Fig. 7. Blue light positively regulates LRBs protein abundance in plants.

a A hypothetic model depicting the degradation of CRY2 by LRBs and COP1 E3 ubiquitin ligases. CRY2 exists as inactive monomers in darkness (grey). Upon blue light exposure, CRY2 undergoes photoexcitation, oligomerization, and phosphorylation to become photoactive. Photoactivated CRY2 then were targeted by two distinct E3 ubiquitin ligases, LRBs, and COP1, for degradation. Minus sign in a circle, indicates negative charge; dashed line, indicates a hypothetical mechanism. b–e Representative immunoblots (top) and a quantitative analysis (bottom) showing the expression of recombinant LRB proteins in transgenic plants driven by native promoters (b, d) or the ACT2 constitutive promoter (c, e).

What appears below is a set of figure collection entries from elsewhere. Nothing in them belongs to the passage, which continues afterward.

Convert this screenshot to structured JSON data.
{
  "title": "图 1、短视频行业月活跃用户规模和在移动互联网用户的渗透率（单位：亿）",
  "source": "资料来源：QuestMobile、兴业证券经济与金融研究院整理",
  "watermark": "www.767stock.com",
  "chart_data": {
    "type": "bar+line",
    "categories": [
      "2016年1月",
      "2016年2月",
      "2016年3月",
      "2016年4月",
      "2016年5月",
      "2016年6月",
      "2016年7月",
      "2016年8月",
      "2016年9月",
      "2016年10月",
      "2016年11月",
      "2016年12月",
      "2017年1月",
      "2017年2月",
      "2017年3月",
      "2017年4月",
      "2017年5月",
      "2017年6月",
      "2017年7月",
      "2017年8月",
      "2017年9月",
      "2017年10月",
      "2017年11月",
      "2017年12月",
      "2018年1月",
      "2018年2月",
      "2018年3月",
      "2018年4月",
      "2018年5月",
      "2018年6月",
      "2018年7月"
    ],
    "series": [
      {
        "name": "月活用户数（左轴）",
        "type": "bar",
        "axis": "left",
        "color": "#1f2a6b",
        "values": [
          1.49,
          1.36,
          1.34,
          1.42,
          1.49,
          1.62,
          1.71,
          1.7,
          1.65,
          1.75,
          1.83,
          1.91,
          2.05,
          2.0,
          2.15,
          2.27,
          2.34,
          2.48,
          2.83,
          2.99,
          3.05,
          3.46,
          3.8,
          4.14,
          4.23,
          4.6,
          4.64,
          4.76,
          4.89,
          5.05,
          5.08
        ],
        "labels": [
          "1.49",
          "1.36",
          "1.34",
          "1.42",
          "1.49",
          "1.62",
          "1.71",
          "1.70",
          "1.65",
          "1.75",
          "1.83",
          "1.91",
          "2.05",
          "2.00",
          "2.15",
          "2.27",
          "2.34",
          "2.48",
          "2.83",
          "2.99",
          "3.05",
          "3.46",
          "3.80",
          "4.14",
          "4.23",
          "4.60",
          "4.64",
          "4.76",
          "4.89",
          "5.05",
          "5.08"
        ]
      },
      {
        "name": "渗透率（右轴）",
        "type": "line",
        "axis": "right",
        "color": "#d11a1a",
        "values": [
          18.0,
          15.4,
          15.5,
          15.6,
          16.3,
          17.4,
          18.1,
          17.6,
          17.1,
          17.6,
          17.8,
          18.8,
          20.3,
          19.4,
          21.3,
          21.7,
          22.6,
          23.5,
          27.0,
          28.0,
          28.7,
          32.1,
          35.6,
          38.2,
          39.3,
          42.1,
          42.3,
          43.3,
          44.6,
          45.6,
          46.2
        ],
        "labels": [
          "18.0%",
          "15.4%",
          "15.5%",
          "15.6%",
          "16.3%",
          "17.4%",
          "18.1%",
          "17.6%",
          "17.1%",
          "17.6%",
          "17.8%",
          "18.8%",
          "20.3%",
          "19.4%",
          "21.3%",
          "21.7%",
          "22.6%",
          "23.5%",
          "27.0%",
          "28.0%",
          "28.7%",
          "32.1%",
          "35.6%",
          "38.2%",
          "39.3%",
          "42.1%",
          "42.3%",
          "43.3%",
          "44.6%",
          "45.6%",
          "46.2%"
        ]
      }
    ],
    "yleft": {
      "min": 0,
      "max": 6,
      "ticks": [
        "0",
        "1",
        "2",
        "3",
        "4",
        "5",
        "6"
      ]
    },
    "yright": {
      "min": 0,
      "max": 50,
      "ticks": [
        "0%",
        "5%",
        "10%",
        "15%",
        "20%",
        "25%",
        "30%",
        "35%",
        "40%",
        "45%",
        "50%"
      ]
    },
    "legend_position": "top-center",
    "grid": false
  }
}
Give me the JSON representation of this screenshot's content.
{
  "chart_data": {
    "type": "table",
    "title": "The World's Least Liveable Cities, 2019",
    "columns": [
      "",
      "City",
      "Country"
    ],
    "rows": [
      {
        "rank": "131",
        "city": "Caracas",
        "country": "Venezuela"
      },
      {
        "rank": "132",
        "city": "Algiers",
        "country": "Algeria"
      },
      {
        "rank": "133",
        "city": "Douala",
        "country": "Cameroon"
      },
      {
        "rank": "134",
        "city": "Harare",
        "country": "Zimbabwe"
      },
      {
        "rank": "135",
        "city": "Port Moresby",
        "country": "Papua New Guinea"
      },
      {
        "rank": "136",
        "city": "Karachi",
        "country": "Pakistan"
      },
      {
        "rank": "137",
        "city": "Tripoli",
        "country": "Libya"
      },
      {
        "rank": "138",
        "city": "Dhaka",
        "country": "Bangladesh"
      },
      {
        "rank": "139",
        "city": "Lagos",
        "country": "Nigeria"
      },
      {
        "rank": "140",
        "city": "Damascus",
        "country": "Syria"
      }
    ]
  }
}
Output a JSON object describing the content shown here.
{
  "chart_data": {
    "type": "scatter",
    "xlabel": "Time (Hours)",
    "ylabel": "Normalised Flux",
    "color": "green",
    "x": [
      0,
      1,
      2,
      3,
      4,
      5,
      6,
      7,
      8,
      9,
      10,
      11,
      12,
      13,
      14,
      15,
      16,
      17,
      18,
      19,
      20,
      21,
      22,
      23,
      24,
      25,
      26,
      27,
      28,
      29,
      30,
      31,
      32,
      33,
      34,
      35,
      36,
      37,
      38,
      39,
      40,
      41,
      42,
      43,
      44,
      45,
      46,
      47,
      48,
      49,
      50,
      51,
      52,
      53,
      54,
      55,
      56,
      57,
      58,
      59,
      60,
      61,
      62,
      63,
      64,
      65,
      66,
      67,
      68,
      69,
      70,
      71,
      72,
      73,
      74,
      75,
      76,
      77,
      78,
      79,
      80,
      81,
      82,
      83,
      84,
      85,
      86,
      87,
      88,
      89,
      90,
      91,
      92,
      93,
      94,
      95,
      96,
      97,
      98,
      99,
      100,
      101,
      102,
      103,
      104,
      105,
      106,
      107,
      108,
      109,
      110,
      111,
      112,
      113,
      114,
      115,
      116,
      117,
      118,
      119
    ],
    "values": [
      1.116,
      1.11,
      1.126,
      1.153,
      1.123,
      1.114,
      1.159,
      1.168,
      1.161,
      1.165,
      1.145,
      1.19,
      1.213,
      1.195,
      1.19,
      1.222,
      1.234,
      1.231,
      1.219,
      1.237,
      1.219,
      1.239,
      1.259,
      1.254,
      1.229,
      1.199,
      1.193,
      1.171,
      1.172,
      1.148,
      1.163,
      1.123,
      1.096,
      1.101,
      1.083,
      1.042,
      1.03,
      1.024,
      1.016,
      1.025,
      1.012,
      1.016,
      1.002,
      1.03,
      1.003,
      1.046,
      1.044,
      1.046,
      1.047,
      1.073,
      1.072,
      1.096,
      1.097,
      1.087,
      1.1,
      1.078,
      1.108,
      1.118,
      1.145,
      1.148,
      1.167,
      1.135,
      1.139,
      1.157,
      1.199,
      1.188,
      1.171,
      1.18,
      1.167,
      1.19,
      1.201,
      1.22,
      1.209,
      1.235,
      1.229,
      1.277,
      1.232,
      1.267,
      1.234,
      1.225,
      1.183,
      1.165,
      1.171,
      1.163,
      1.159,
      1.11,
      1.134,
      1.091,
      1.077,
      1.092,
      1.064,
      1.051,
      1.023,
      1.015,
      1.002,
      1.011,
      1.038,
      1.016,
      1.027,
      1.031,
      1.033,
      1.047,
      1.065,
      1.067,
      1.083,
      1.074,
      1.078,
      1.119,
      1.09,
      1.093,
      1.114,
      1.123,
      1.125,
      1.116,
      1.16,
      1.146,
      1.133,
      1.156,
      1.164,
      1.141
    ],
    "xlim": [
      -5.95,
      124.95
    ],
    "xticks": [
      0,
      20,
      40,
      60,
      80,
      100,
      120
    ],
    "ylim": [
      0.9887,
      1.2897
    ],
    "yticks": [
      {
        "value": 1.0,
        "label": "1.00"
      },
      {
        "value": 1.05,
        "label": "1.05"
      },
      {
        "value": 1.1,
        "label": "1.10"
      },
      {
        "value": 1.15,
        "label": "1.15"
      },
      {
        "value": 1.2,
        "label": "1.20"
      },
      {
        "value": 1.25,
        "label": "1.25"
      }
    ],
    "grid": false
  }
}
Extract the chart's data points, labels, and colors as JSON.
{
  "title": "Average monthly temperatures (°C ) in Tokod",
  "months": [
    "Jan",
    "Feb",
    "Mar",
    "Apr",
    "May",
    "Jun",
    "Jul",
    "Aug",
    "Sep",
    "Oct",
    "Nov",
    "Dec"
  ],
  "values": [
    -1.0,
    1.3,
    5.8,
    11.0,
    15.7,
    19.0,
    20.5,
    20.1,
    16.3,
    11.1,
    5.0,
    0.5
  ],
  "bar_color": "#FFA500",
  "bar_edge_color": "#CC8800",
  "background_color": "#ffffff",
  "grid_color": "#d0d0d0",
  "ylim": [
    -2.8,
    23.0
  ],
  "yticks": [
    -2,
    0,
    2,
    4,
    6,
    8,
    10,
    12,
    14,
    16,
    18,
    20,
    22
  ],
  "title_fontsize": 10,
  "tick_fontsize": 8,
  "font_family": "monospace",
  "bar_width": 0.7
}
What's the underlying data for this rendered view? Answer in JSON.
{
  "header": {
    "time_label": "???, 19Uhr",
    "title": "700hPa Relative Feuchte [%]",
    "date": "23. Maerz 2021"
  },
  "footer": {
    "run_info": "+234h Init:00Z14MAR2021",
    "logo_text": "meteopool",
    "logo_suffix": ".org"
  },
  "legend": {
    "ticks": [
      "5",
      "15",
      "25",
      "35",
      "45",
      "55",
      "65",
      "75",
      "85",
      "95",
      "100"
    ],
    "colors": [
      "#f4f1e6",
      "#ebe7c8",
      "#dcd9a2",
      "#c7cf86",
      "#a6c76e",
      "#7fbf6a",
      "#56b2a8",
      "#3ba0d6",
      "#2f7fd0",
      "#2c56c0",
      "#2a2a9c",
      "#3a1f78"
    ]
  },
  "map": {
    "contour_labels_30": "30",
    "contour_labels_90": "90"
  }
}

Seedlings were grown in darkness or continuous blue light (50 μmol m⁻² s⁻¹) for 5, 6, or 7 days. Proteins were extracted and subjected to western blot analysis. LRBs and HSP90 were detected with anti-Flag and anti-HSP90 antibodies, respectively. HSP90 is used as a loading control. Data were shown as mean ± SD (n = 3 individual immunoblots). The above experiments were repeated at least three times with similar results.